Mais cette baisse de la demande doit être complétée par une électrification des usages et des évolutions en ce sens sont déjà à l’œuvre. La transition du parc de véhicules légers vers l’électrique se poursuit avec 1,1 million de véhicules électriques et hybrides rechargeables recensés à la fin de l’année dernière : en 2022, ces types de véhicules représentaient 23 % des immatriculations.

« Il restera une très grande proportion de véhicules thermiques en circulation en 2035, prédit Olivier Gantois. Ce n’est qu’à partir de 2050 qu’il y aura pratiquement disparition des véhicules thermiques, d’où notre responsabilité de développer l’infrastructure de recharge.

A ce niveau, les objectifs du gouvernement ne sont pas encore atteints avec seulement 80 000 terminaux au lieu des 100 000 souhaités. En revanche, toutes les stations-service d’autoroute devraient être équipées de bornes de recharge dans les prochaines semaines, alors que 78% d’entre elles l’étaient en décembre.

Développer la production de carburants liquides bas carbone

Surtout, le secteur devra amorcer une décarbonation rapide des transports, notamment à travers une accélération dans le domaine des carburants liquides décarbonés (CLBC).
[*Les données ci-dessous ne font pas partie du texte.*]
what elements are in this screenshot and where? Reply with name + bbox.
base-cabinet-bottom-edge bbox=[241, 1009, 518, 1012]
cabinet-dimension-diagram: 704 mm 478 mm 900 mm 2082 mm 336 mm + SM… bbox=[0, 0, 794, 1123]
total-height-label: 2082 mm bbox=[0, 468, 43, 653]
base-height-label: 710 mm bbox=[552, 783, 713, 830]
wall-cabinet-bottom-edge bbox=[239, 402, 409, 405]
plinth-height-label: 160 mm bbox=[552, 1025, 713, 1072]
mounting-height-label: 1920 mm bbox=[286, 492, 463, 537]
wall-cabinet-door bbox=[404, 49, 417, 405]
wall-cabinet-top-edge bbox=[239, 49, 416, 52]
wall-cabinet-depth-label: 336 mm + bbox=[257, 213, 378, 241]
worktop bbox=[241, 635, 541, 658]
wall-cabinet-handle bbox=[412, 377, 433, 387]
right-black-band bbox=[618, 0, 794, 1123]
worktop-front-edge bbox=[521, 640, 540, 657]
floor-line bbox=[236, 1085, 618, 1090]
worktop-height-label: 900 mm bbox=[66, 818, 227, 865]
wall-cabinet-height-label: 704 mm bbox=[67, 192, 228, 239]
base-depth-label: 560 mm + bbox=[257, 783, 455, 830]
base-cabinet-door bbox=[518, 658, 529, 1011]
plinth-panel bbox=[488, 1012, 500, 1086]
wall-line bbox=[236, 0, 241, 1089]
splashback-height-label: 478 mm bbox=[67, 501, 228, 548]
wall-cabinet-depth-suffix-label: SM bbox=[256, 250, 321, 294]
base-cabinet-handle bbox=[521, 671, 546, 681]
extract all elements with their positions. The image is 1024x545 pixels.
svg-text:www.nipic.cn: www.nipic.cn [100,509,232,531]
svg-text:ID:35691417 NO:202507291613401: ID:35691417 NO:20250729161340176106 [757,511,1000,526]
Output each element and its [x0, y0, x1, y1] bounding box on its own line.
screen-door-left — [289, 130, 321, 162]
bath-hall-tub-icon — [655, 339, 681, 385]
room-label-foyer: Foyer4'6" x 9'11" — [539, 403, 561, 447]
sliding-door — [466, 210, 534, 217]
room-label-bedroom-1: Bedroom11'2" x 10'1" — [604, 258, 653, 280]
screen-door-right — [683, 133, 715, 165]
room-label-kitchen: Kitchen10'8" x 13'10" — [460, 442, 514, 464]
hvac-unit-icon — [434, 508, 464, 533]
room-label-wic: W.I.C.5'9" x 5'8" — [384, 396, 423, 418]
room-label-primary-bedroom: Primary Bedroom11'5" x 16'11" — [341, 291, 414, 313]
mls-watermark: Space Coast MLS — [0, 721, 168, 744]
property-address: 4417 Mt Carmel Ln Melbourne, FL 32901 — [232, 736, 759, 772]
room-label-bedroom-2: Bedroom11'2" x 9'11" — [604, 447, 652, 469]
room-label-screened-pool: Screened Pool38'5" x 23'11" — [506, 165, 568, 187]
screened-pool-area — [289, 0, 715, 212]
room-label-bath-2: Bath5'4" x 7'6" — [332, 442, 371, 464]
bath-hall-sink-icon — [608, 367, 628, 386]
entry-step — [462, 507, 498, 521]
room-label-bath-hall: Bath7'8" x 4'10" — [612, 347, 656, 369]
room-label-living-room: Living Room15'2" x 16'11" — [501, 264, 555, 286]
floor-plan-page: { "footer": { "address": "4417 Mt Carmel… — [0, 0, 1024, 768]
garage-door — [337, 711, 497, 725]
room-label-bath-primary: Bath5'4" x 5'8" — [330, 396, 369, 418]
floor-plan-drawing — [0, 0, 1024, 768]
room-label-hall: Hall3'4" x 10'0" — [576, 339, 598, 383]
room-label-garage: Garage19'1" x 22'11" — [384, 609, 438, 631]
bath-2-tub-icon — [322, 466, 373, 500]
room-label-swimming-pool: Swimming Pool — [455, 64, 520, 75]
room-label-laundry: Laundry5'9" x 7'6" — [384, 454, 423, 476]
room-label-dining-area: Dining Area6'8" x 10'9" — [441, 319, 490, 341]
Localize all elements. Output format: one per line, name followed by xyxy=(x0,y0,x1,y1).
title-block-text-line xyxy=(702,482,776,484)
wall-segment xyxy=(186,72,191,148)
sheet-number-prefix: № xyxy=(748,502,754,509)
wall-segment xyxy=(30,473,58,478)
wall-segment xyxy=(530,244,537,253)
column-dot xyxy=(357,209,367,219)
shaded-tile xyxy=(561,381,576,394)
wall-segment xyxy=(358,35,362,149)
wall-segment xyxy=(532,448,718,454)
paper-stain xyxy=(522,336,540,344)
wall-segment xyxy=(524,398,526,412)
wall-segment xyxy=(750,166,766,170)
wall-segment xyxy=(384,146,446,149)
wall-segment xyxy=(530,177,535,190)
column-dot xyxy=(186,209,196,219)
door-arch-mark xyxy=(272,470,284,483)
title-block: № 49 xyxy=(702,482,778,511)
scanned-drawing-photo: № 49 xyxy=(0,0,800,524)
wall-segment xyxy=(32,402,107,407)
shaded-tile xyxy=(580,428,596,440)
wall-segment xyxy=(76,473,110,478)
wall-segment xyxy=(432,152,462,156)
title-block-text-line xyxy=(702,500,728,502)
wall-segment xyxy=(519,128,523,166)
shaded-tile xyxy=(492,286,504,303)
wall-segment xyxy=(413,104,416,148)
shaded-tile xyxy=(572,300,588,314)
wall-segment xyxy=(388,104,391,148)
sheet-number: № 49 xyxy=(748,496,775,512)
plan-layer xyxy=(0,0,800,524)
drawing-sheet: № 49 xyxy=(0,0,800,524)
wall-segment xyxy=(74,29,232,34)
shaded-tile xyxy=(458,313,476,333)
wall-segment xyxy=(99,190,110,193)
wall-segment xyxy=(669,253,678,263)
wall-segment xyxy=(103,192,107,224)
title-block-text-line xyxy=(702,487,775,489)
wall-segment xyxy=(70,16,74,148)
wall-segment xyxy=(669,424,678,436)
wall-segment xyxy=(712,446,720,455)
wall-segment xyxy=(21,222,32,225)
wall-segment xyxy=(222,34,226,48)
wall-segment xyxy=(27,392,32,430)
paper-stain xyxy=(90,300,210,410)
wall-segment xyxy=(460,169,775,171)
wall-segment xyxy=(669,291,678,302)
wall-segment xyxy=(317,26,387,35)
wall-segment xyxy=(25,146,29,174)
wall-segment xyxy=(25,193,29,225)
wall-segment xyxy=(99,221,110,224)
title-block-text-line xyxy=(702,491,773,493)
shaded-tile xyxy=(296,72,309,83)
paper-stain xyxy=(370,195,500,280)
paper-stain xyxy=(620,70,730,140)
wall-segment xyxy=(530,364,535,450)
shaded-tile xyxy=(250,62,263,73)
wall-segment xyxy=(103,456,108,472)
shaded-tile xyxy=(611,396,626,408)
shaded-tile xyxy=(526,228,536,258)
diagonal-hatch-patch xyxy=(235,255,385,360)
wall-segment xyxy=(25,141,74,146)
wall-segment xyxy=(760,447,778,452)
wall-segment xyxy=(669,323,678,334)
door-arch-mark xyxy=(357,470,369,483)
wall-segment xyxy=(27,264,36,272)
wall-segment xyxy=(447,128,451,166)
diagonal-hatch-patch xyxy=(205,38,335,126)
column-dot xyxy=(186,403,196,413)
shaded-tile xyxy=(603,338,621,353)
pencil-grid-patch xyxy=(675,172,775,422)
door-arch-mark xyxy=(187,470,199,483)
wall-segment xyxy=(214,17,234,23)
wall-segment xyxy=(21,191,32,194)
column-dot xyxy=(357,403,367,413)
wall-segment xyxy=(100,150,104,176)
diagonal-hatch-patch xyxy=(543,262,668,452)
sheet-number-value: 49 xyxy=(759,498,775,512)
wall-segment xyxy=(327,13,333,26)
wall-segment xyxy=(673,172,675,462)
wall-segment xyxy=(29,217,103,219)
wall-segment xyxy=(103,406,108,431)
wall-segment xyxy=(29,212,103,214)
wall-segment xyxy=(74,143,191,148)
Afin de respecter les obligations d’incorporation, leur production devra doubler en un peu plus de 10 ans, passant de 4 à 8 millions de tonnes annuelles en 2035.

Qu’ils soient des biocarburants de première génération, avancés (issus de matières premières), synthétiques ou encore ceux fabriqués à partir de carbone recyclé, les CLBC ont l’avantage de réduire l’empreinte carbone de 75 à 90 % par rapport aux carburants fossiles. Ils devraient bénéficier d’une large part des 20 à 45 milliards d’euros d’investissements prévus d’ici 2035.

D’autre part, la production de ces CLBC nécessite des besoins supplémentaires en matières premières. “Des biocarburants supplémentaires seront produits à partir de ressources existantes ou nouvelles de matières premières renouvelables et durables d’origine agricole ou forestière ou issues de graisses ou de déchets animaux”, détaille l’Ufip EM, qui précise que 11,2 millions de tonnes de matières premières non alimentaires seront nécessaires d’ici 2035, ce qui correspond à moins de 15 % de la ressource disponible.

De son côté, la production de carburants de synthèse utilisera de l’hydrogène renouvelable et décarboné : “pour la production d’hydrogène par électrolyse seule, les quantités d’électricité renouvelable ou décarbonée nécessaires sont estimées à 55 TWh en 2035, soit environ un quart de la production d’électricité renouvelable.

Pour avancer dans cette direction, le secteur s’appuie de plus en plus sur des plateformes industrielles bas carbone. De même, elle peut s’appuyer sur plusieurs projets industriels annoncés ou même déjà démarrés en France, comme les plateformes de Grandpuits et de La Mède pour les biocarburants. Concernant l’hydrogène décarboné, le projet Masshylia est prometteur, tout comme le projet d’installation de 100 stations hydrogène pour les poids lourds. Enfin, l’Axe Seine sera une référence en matière de technologie CCUS (captage, valorisation et stockage du CO2) tout comme la future usine Plastic Energy de Port-Jérôme en matière de recyclage.